OperationAdditional Gas
authorizeKey with N destinations~20,000 + 5,000 × N
authorizeKey with periodic limit~3,000 per periodic token
Destination check (per tx)~2,100 + 200 × N
Period reset (when triggered)~5,000

Backward Compatibility

This TIP requires a hardfork due to changes in transaction encoding and execution semantics.

RLP Encoding Changes

TokenLimit (2 fields → 5 fields)

The current TokenLimit struct encodes as [token, limit]. This TIP extends it to [token, limit, remainingInPeriod, period, periodEnd]. Breaking change: Old nodes cannot decode new transactions with 5-field TokenLimit. New nodes must implement version-tolerant decoding: 
On decode:
  if list.len() == 2:
    // V1 (legacy one-time limit)
    remainingInPeriod = limit
    period = 0
    periodEnd = 0
  else if list.len() == 5:
    // V2 (periodic limit)
    decode all fields
  else:
    error
Post-fork, all new TokenLimit encodings MUST use the 5-field format for consistency.

KeyAuthorization (trailing field addition)

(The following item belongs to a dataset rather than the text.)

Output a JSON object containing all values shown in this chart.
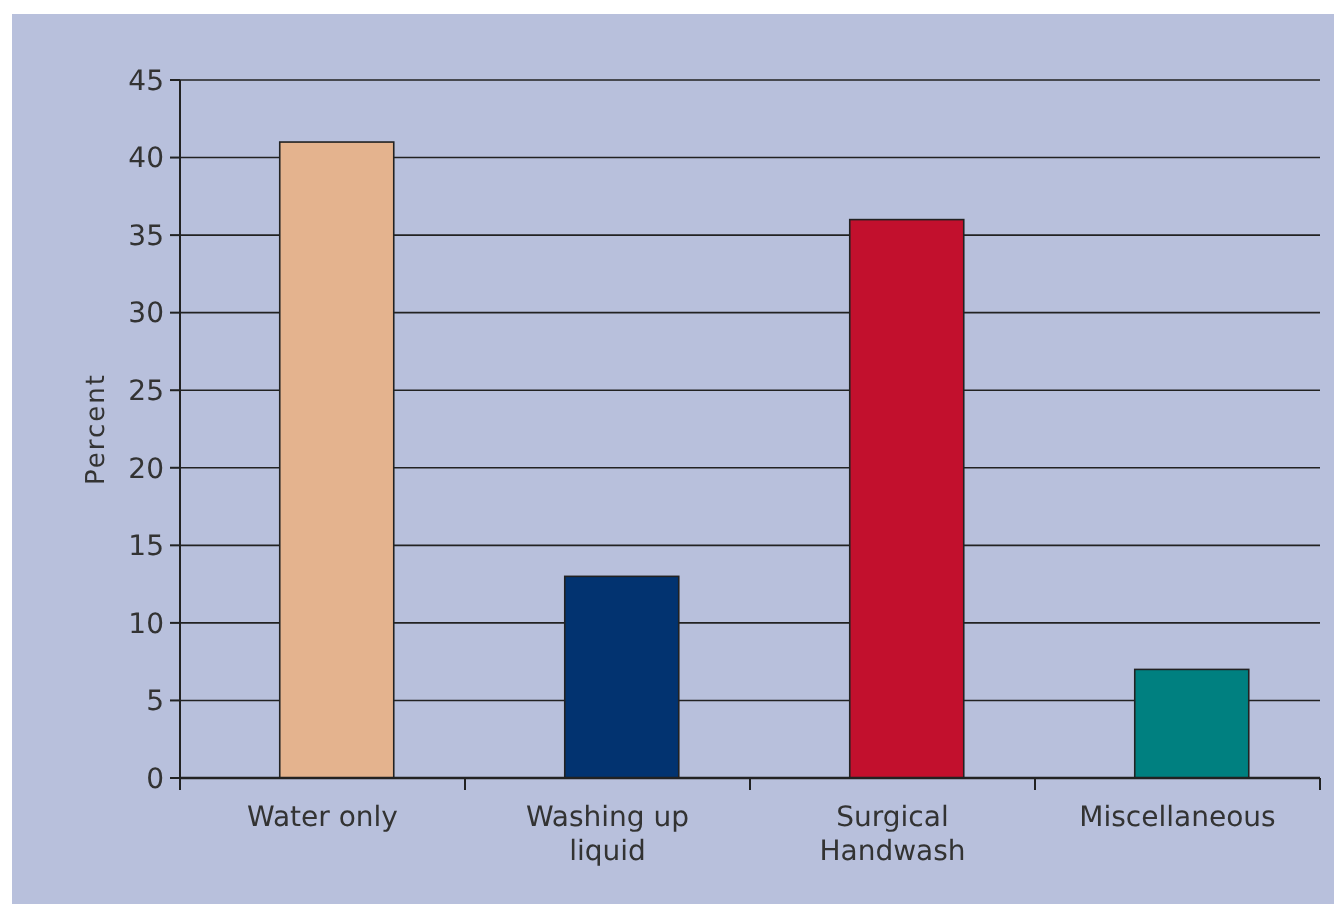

KeyAuthorization uses #[rlp(trailing)] which allows appending optional fields. Adding allowedDestinations: Option<Vec<Address>> as the last field is compatible with this pattern:
  • Old encodings (without allowedDestinations) decode as allowedDestinations = None (unrestricted)
  • New encodings with allowedDestinations will be rejected by old nodes

Precompile Storage Changes

The current storage layout:
  • keys[account][keyId] → AuthorizedKey (packed slot)
  • spending_limits[key][token] → U256 (remaining amount)
This TIP requires additional per-token state for periodic limits. Additive storage approach (no migration required):
MappingTypeDescription
spending_limits[key][token]U256Reinterpreted as remainingInPeriod
spending_limit_max[key][token]U256Per-period cap (new)
spending_limit_period[key][token]u64Period duration in seconds (new)
spending_limit_period_end[key][token]u64Current period end timestamp (new)
For destination scoping:
MappingTypeDescription
allowed_destinations_len[key]u64Number of allowed destinations
allowed_destinations[key][index]AddressAllowed destination at index
Legacy keys (pre-fork) have period = 0, max = 0, and behave as one-time limits.

Hardfork-Gated Features

The following MUST be gated behind the hardfork activation:
  1. RLP decoding: Accept 5-field TokenLimit and allowedDestinations in KeyAuthorization
  2. Periodic limit reset logic: Check periodEnd and reset remainingInPeriod on spend
  3. Destination scoping enforcement: Validate transaction to against allowedDestinations
  4. New precompile storage writes: Write to new storage slots for period/destination data
  5. New precompile interface methods: getAllowedDestinations(), updated getRemainingLimit() return type
Pre-fork blocks MUST be replayed with old semantics to preserve state root consistency.

Invariants

  1. Period monotonicity: periodEnd MUST only increase; it cannot be set to a past timestamp.
  2. Limit conservation: For periodic limits, remainingInPeriod MUST NOT exceed limit after any reset.
  3. Destination enforcement: If allowedDestinations is non-empty, transactions to addresses not in the list MUST revert.
  4. Backward compatibility: Keys authorized without the new fields MUST behave as unrestricted (allowedDestinations = []) with one-time limits (period = 0).
  5. Expiry precedence: Key expiry MUST be checked before spending limits or destination restrictions.